Gazete Duvar’a konuşan Binicioğlu şunları söyledi:
Kurtlar Vadisi Pusu dizisinde ‘Eşref’ karakteriyle oyunculuğa adım atmanız da bu dönemde mi gerçekleşti? Oyunculuk merakınız hep mi vardı yoksa ani bir karar mıydı?
Aslında benim oyunculuğa ilgim yoktu. O dönem Suriye-Irak bölgesine çok gidip geliyordum. Suriye iç savaşının başlamak üzere olduğu dönemler. Kurtlar Vadisi Pusu dizisi de o dönem güncel konuları işliyor. Bir gün dizinin yapımcısı ile karşılaştık ve bana Suriye ile ilgili bir bölüm çekmeyi teklif etti. Bir sahne çekildi ve sonrasında devam etti. Tam 4 sezon Eşref ve Sami Bey karakteri ile Kurtlar Vadisi Pusu dizisinde oynadım. Daha sonra da 12 bölümlük bir Cesur Yürek dizisi deneyimi var. Oyunculuğu ve set ortamını çok sevdim.
Kurtlar Vadisi Pusu dizisinde ‘Eşref’ karakteriyle oyunculuğa adım atmanız da bu dönemde mi gerçekleşti? Oyunculuk merakınız hep mi vardı yoksa ani bir karar mıydı?
AKP’de 5 yıl belediye başkanlığı yaptınız. Şu anda da Demokrat Parti’de Yerel Yönetimden Sorumlu Genel Başkan Yardımcısısınız. Az önce rant mekanizmasından bahsettiniz. Siyasi iktidar yerel yönetimleri nasıl kullanıyor. İhaleler nasıl dağıtılıyor?
Kendi belediyem özelinde ne ranta izin verdik ne de yolsuzluğa. Başkanlığım döneminde ihale komisyonlarına hiç girmedim. Her zaman basını davet ederek ihaleleri yaptık. Ben 2003 yılında imar rantlarının devlete kazandırılması konusunda bir kanun teklifi hazırlamıştım. O zaman anladım ki imar rantları, yolsuzluklar siyaseti finanse ediyor. Hatta o zaman birisi bana “Sen herhalde bir daha başkan olmak istemiyorsun” dedi. Yolsuzluk sadece belediyelerde değil, bizim bölgemizde yolsuzluk var.
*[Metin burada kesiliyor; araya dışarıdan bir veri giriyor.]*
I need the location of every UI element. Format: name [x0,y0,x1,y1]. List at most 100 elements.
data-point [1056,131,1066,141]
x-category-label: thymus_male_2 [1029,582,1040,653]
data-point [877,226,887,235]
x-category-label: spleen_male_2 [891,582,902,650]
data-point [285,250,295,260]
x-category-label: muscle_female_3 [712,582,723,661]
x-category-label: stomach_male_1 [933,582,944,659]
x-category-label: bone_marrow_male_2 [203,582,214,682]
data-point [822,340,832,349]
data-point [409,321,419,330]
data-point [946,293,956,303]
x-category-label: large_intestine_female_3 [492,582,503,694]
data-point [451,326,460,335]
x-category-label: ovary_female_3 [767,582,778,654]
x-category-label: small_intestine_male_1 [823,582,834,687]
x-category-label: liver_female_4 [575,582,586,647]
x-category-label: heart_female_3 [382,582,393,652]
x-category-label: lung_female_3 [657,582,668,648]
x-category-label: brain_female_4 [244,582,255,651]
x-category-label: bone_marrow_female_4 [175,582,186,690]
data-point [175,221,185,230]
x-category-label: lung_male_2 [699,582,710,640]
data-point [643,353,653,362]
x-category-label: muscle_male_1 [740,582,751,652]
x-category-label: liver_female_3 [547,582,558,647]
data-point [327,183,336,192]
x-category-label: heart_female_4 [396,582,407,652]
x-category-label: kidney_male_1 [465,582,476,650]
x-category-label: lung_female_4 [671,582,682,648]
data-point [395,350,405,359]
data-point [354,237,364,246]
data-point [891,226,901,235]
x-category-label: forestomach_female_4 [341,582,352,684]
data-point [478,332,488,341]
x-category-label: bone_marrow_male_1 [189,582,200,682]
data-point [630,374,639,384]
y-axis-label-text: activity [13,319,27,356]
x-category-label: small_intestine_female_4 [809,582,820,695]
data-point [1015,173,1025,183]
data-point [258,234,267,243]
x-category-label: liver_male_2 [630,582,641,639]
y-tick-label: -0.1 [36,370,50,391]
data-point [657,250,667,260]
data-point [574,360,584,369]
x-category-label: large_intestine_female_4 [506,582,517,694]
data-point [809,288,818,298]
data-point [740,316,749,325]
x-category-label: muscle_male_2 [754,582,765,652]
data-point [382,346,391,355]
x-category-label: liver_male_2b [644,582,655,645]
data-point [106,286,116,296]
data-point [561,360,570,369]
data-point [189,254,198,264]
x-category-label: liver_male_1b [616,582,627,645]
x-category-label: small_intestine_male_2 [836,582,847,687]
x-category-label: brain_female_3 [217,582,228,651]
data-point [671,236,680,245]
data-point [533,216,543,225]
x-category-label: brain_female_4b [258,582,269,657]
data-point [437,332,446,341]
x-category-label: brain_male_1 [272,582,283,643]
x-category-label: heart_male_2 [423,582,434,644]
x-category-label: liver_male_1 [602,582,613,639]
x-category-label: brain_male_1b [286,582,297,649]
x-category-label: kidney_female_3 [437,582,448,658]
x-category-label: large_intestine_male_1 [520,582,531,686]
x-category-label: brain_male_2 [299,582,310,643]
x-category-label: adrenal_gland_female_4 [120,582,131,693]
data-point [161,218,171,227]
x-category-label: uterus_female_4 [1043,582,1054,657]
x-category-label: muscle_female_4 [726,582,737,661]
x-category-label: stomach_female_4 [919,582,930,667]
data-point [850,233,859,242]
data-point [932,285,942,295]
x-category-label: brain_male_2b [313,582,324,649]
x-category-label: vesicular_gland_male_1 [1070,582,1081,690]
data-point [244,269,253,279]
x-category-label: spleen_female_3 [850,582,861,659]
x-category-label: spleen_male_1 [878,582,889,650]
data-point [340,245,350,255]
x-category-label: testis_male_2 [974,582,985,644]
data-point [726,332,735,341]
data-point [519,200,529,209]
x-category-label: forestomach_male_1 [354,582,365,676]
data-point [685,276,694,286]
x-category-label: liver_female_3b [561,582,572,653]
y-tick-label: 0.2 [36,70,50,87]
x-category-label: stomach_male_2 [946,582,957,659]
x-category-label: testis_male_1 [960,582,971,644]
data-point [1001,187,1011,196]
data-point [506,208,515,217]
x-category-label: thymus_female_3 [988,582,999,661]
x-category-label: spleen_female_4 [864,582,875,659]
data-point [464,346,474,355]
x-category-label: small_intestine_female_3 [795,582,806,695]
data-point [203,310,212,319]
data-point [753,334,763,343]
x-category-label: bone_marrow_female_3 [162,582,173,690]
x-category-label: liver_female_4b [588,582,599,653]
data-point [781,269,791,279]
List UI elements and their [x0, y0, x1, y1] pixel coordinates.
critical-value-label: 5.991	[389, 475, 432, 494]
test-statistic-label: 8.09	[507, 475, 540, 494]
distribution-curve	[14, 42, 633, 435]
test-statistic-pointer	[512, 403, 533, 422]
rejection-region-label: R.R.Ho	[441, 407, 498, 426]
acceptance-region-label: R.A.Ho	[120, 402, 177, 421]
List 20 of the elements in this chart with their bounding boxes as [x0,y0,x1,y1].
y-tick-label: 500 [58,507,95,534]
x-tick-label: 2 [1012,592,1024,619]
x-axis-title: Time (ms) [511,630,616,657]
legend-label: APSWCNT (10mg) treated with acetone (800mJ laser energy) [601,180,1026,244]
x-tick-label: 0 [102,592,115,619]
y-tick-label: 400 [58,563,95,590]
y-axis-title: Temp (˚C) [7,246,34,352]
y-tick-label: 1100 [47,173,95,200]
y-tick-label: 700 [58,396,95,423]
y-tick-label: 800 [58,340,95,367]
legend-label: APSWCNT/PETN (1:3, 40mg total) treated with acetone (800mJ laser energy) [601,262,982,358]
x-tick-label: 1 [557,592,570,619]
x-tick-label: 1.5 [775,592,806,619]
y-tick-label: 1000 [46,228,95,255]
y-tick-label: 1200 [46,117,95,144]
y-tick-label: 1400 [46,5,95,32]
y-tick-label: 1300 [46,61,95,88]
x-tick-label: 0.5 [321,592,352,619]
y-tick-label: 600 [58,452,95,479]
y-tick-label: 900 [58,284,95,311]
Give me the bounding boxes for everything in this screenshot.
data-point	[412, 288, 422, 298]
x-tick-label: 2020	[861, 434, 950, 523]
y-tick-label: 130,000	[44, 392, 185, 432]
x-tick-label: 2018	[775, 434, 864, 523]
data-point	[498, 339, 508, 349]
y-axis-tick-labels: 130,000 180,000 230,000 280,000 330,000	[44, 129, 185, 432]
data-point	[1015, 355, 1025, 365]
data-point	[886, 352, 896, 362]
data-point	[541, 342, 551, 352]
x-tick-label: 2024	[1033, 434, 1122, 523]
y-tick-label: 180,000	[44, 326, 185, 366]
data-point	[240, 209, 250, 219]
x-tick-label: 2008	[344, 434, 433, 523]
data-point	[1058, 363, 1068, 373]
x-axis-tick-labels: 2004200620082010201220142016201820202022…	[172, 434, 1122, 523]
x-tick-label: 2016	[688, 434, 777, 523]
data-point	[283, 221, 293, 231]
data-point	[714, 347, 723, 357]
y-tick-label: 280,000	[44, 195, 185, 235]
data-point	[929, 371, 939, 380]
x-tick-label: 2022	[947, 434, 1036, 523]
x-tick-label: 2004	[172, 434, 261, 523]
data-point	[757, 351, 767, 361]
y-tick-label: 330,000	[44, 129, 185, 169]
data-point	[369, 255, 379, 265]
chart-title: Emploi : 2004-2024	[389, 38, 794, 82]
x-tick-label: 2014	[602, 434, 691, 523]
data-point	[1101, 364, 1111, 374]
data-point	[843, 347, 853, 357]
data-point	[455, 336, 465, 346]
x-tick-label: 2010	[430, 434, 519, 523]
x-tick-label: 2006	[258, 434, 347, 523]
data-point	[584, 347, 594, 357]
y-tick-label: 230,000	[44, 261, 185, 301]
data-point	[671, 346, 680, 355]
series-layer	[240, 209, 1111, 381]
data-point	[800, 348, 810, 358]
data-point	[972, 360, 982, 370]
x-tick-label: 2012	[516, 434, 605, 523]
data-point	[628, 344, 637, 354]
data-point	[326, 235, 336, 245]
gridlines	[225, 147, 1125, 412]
AKP’de 20 yılda neler değişti. 20 yıl önceki AK Parti ile bugünkü AK Parti’yi karşılaştıracak olursanız neler dersiniz?
2002 yılında AK Parti’ye katılırken neysem bugün de aynı yerdeyim lakin bugün AK Parti orada değil. Ben AK Parti’ye karşı olan bir ittifakın içinde değil, Türkiye’nin geleceği için bir araya gelmiş altı partinin olduğu ittifakın içindeyim. Ben AK Parti’nin içindeyken en çok neye üzüldüm biliyor musunuz? İstanbul Teknik Üniversite’nde okurken 12 Eylül ihtilali olmamıştı henüz. Biz okula polis araması eşliğinde girerdik. Her yerde polisin olduğu, aramanın olduğu bir baskı döneminden geçtik. Bugüne geldiğimizde İstanbul’da başlayan Gezi olayları sırasında da ben o dönemleri gördüm. Demokrasi, özgürlük iddiaları Gezi olayları ile tükendi. AK Parti’nin bugünkü durumu yozlaşmadır. Şu anda AK Parti’de kalanların ya korkuları vardır ya maddi beklentileri. Ülke siyaseti kurumsal değilse çok fazla iktidarda kalınması, liderlerin koltuğu bırakmak istememesi o partiyi yozlaştırır. Çekilmeyi bilmek lazım.
Gezi Parkı’ndan bahsetmişken önceki gün Gezi Parkı davasında ağır cezalar verildi. Bu kararı nasıl değerlendiriyorsunuz?
Gezi Parkı davasında verilen cezalar bir korkunun tezahürü, doğru olmadı. Uluslararası arenada bu kararlar Türkiye’yi itibarsızlaştıracak.
Cumhurbaşkanlığı adaylığı için CHP lideri Kılıçdaroğlu ve belediye başkanlarının adı geçiyor. Bu konuda ne tür ihtimaller konuşuluyor?
Kemal Kılıçdaroğlu insan olarak çok iyi bir insan. Eğer ittifak belirlerse Kemal Kılıçdaroğlu’nun adaylığından memnun oluruz. Tabi gönül ister ki Gültekin Uysal aday olsun lakin bu tamamen altılı masada belirlenecek bir konu.